Il faut rappeler, au niveau de la réception des Forces tumultueuses, que le 5 janvier, aura lieu la rencontre avec George Dehmel, qui se fera, avec Stefan Zweig, le grand diffuseur de Verhaeren en Allemagne. Ces contacts seront malheureusement rompus avec la déclaration de guerre.

La Multiple splendeur.

La parution du recueil date de 1905-1906. Il est dédié à Eugène Carrière, dont la pensée, comme celle de Rodin, dédicataire du précédent recueil, est proche de l’auteur. Il propose une morale basée sur l’admiration des hommes nouveaux et de ceux qui les célèbrent. Il va prolonger la thématique des Forces tumultueuses.

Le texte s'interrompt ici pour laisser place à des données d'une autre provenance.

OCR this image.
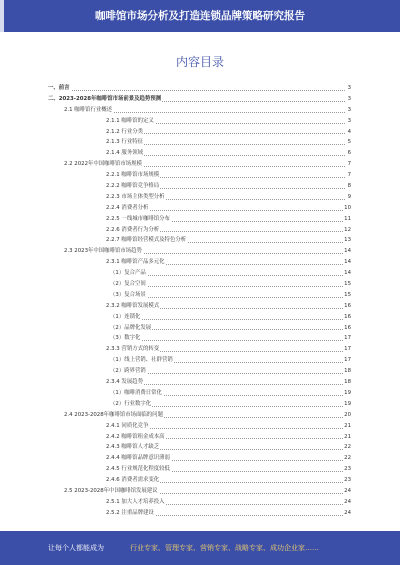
咖啡馆市场分析及打造连锁品牌策略研究报告
内容目录
一、前言	3
二、2023-2028年咖啡馆市场前景及趋势预测	3
2.1 咖啡馆行业概述	3
2.1.1 咖啡馆的定义	3
2.1.2 行业分类	4
2.1.3 行业特征	5
2.1.4 服务领域	6
2.2 2022年中国咖啡馆市场规模	7
2.2.1 咖啡馆市场规模	7
2.2.2 咖啡馆竞争格局	8
2.2.3 市场主体类型分析	9
2.2.4 消费者分析	10
2.2.5 一线城市咖啡馆分布	11
2.2.6 消费者行为分析	12
2.2.7 咖啡馆经营模式及特色分析	13
2.3 2023年中国咖啡馆市场趋势	14
2.3.1 咖啡馆产品多元化	14
（1）复合产品	14
（2）复合空间	15
（3）复合场景	15
2.3.2 咖啡馆发展模式	16
（1）连锁化	16
（2）品牌化发展	16
（3）数字化	17
2.3.3 营销方式的转变	17
（1）线上营销、社群营销	17
（2）跨界营销	18
2.3.4 发展趋势	18
（1）咖啡消费日常化	19
（2）行业数字化	19
2.4 2023-2028年咖啡馆市场面临的问题	20
2.4.1 同质化竞争	21
2.4.2 咖啡馆租金成本高	21
2.4.3 咖啡馆人才缺乏	22
2.4.4 咖啡馆品牌意识薄弱	22
2.4.5 行业规范化程度较低	23
2.4.6 消费者需求变化	23
2.5 2023-2028年中国咖啡馆发展建议	24
2.5.1 加大人才培养投入	24
2.5.2 注重品牌建设	24
让每个人都能成为	行业专家、管理专家、营销专家、战略专家、成功企业家……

Une éthique de vie qui débouche sur l’amour universel. Mais la voix de Verhaeren se fait ici plus contemplative de l’ordre de l’univers, avec un panthéisme qui proclame l’unité du monde. Une sagesse méditative, comportant moins de virulence anticléricale. On assistera d’ailleurs à une évolution semblable chez Lemonnier et Maeterlinck.

Admirez-vous les uns les autres: il s’agit bien d’aimer la vie par-dessus tout, d’établir une fraternité sans limites. Admiration féconde de la nature, des prouesses techniques, méfiance vis-à-vis de l’argent. Il citera Vandervelde, célébrera les travailleurs manuels. Et Verhaeren entreprendra des séries de conférences  débordant d’optimisme.

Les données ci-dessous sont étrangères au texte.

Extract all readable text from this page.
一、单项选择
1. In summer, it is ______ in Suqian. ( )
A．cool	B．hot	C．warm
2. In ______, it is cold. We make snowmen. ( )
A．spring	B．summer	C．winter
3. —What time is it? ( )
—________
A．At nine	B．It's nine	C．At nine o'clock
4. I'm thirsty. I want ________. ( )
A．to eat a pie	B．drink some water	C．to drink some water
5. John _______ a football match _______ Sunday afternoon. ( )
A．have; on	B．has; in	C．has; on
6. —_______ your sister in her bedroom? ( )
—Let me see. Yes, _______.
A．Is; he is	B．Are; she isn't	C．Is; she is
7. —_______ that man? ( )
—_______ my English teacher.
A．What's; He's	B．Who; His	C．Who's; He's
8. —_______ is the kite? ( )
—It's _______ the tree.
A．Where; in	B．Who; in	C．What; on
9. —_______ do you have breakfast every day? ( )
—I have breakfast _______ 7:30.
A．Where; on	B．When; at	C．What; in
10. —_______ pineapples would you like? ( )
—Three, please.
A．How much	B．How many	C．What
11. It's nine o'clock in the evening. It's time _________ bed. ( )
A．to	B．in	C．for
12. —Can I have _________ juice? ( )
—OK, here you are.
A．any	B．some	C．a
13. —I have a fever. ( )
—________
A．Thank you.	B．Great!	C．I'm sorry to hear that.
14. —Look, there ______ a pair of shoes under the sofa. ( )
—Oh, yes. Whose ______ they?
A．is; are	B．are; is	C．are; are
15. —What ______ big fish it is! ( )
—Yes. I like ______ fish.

Quant à la langue et la métrique, son opinion est claire: le poète doit trouver sa forme en lui-même, tout peut devenir admirable par l’amour. Une théorie qui convient bien à l’optimisme rayonnant dont il est alors pénétré. Le recueil comportera 22 pièces, dont cinq avec une forme régulière. Cela lui permet de ménager des effets de surprise, d’imprévu, pour retracer l’ordonnancement du monde. Tout le recueil vit d’une vie frémissante et furieuse, écrira Lanson.

A la page 203, dans Les Cultes, il explique que les Dieux sont assez vieux pour n’en faire plus qu’un – mais cela n’empêche qu’il donne une majuscule aux dieux. Un poème d’une inspiration un peu semblable, Les Baptêmes, avec leur ton semblable, l’allure d’un conte religieux – mais il y a aussi l’ombre de l’évêque.

A la page 261, resurgit sa méfiance envers la nature, et, à la page 267, le sentiment exacerbé de sa valeur intellectuelle, ave un bémol sur la science.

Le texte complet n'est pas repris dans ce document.